************************This review contains spoilers****************************
Family plays an indelible mark in who we are as individuals. A good one can set a person up for life before they ever even leave the womb while being born to bad circumstances can extinguish the light inside you before you ever get the opportunity to shine. You don’t get to choose your family so who you call your kin is totally up to the fates. But what if you could choose your family? What if instead of lineage, family depended on the bonds created between people who desired to be together? And what would the love that creates these types of bonds entail?
That is the question presented to viewers in Shoplifters, the latest film from Japanese director Hirokazu Kore-eda and winner of the Palme d’Or at 2018’s Cannes Film Festival. The film follows an impoverished family in Japan, who steal, as the film’s title implies, in order to make ends meet. Its patriarch Osamu (Lily Franky) works as a day laborer for little pay and lives in a small place with his wife Noboyu (Sakura Andô), her younger sister Aki (Mayu Matsuoka), young son Shota (Kairi Jyo), and grandma Hatsue (Kirin Kiki). While coming home one cold night, Osamu and Shota come across a young girl named Yuri (Miyu Sasaki) by herself outside. Osamu decides to take the girl in for a few days but after Grandma notices marks on her body consistent with abuse, and Osamu and Noboyu overhear the girl’s parents admitting they never wanted her before the father begins beating the mother while attempting to bring her back to her home, they decide to just keep Yuri around. While morally grey, the makeshift family moves forward with their new edition until it slowly becomes clear the moral grey and makeshift nature of the family are both more extensive than we realize.
Shoplifters’ examination of the nature of family is at the center of the film’s story and narrative. As touched upon in this review’s opening, Shoplifters begs the question of: What is family and what is important in building one? The film is rife with morally grey characters, from Osamu having taken in young people with no one to care for them in lives, but not providing them with the things young children need in their lives like schooling or general stability and instead encouraging them to steal or in Aki’s case work in a peep show, to Grandma who takes her deceased husband’s son to earn extra dollars, to even the family’s landlord who regularly changes the names on his properties’ title deeds as part of his scheme to flip houses. As the mystery in the film unfolds, we soon find out that Osamu and Noboyu not only questionably claimed Yuri but Shota as well, among other misdeeds. Despite their misdeeds, the two do provide those in the house with what appears to be healthy, loving relationships and environments that are better than what they came from. As we learn while the film’s story slowly unfolds, Yuri and Shota’s parents don’t even bother filing missing persons reports for their missing children and Aki’s parents are barely any better in showing concern. So, Osamu and Noboyu do provide a loving environment for the young children in their steed, but is it a productive environment?
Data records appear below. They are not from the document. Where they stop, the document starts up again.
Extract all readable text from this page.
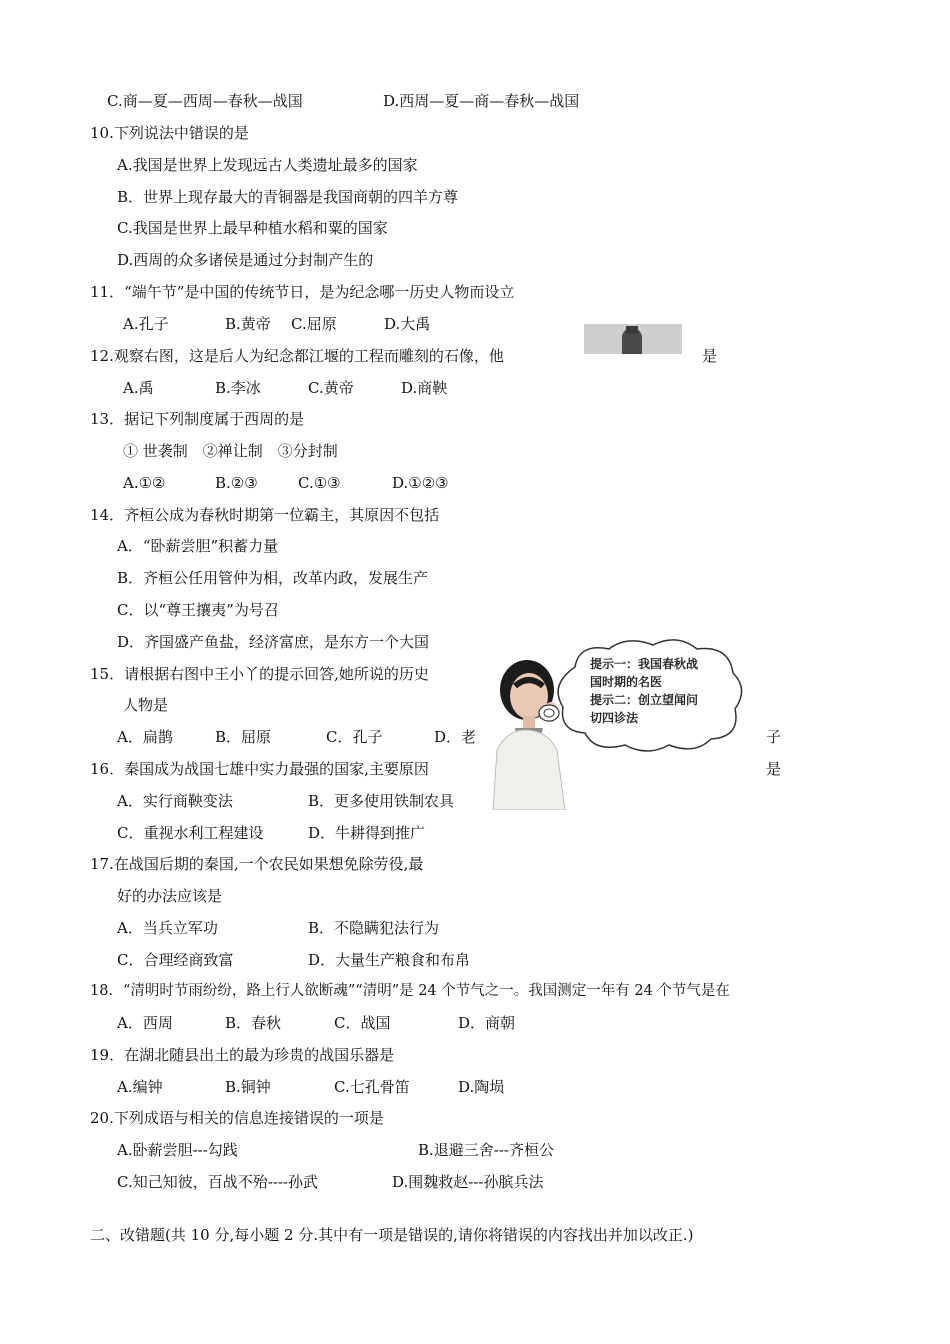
C.商—夏—西周—春秋—战国	D.西周—夏—商—春秋—战国
10.下列说法中错误的是
A.我国是世界上发现远古人类遗址最多的国家
B．世界上现存最大的青铜器是我国商朝的四羊方尊
C.我国是世界上最早种植水稻和粟的国家
D.西周的众多诸侯是通过分封制产生的
11．“端午节”是中国的传统节日，是为纪念哪一历史人物而设立
A.孔子	B.黄帝 C.屈原	D.大禹
12.观察右图，这是后人为纪念都江堰的工程而雕刻的石像，他	是
A.禹	B.李冰	C.黄帝	D.商鞅
13．据记下列制度属于西周的是
① 世袭制　②禅让制　③分封制
A.①②	B.②③	C.①③	D.①②③
14．齐桓公成为春秋时期第一位霸主，其原因不包括
A．“卧薪尝胆”积蓄力量
B．齐桓公任用管仲为相，改革内政，发展生产
C．以“尊王攘夷”为号召
D．齐国盛产鱼盐，经济富庶，是东方一个大国
15．请根据右图中王小丫的提示回答,她所说的历史
人物是
A．扁鹊	B．屈原	C．孔子	D．老	子
提示一：我国春秋战
国时期的名医
提示二：创立望闻问
切四诊法
16．秦国成为战国七雄中实力最强的国家,主要原因	是
A．实行商鞅变法	B．更多使用铁制农具
C．重视水利工程建设	D．牛耕得到推广
17.在战国后期的秦国,一个农民如果想免除劳役,最
好的办法应该是
A．当兵立军功	B．不隐瞒犯法行为
C．合理经商致富	D．大量生产粮食和布帛
18．“清明时节雨纷纷，路上行人欲断魂”“清明”是 24 个节气之一。我国测定一年有 24 个节气是在
A．西周	B．春秋	C．战国	D．商朝
19．在湖北随县出土的最为珍贵的战国乐器是
A.编钟	B.铜钟	C.七孔骨笛	D.陶埙
20.下列成语与相关的信息连接错误的一项是
A.卧薪尝胆---勾践	B.退避三舍---齐桓公
C.知己知彼，百战不殆----孙武	D.围魏救赵---孙膑兵法
二、改错题(共 10 分,每小题 2 分.其中有一项是错误的,请你将错误的内容找出并加以改正.)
Osamu teaches the two youngest to shoplift in order to survive and as a result of how they come under his care, avoids sending them to school for a proper education. He and Noboyu’s encouragement of Aki’s job at the peep show despite its effect on her can also be classified as misguided adult supervision. And so that leaves the question of which is better, to be loved and cared for genuinely despite the lack of guidance toward a productive future or to be neglected in total as Yuri, Shota, and Aki were in their previous homes with their biological parents? Shoplifters doesn’t provide an easy answer to this question, instead allowing the audience to ponder it themselves and draw their own conclusions. The young people do seem more happy in their new environments, as being loved and cared for is more important to children in the immediate rather than being prepped for productive adulthood. And indeed, when they are returned to where they came, the stark reality of their brutal pasts and how damaging their birth parents and situations are is made clear. Despite whatever faults Osamu and Noboyu had, I couldn’t help but feel Yuri and Shota may have been better off with them.
Shoplifters is powered by great performances from its ensemble, led by Lily Franky as Osamu whose moral complexity as an individual character serves as the embodiment of the film’s exploration of it. Franky provides a warm performance as a poor father trying to his best by his family the only way he knows how. He provides plenty of emotion and feeling throughout and a sense of realness that shines through. Kirin Kiki brings levity to her performance as the Grandma, adding comedic moments as well as moments of sweetness. Kiki’s appearance is bittersweet; it was her last performance as she died in September. Miyu Sasaki tugs at the heartstrings as young Yuri, providing not only cuteness onscreen, but skillfully portraying Yuri’s innocence and scars of her past through her physical performance, displaying timidness and apprehension you’d expect from a young victim of abuse.
Shoplifters is a touching but serious film that balances the exploration of what family and love mean with moral ambiguity on how we deal with people who do the wrong things for the right reasons. In addition to its moral statements, Shoplifters is a well-crafted mystery by director Hirokazu Kore-eda, with the film’s talented helmer laying cinematic breadcrumbs through dialogue and background material that slowly reveal all is not as it seems with the family at the center of the story. Strong performances from the ensemble cast also serve to make the film’s story emotionally resonant and invests the audience in its outcome. Shoplifters is both thought-provoking and a well done thriller that is one of the year’s best.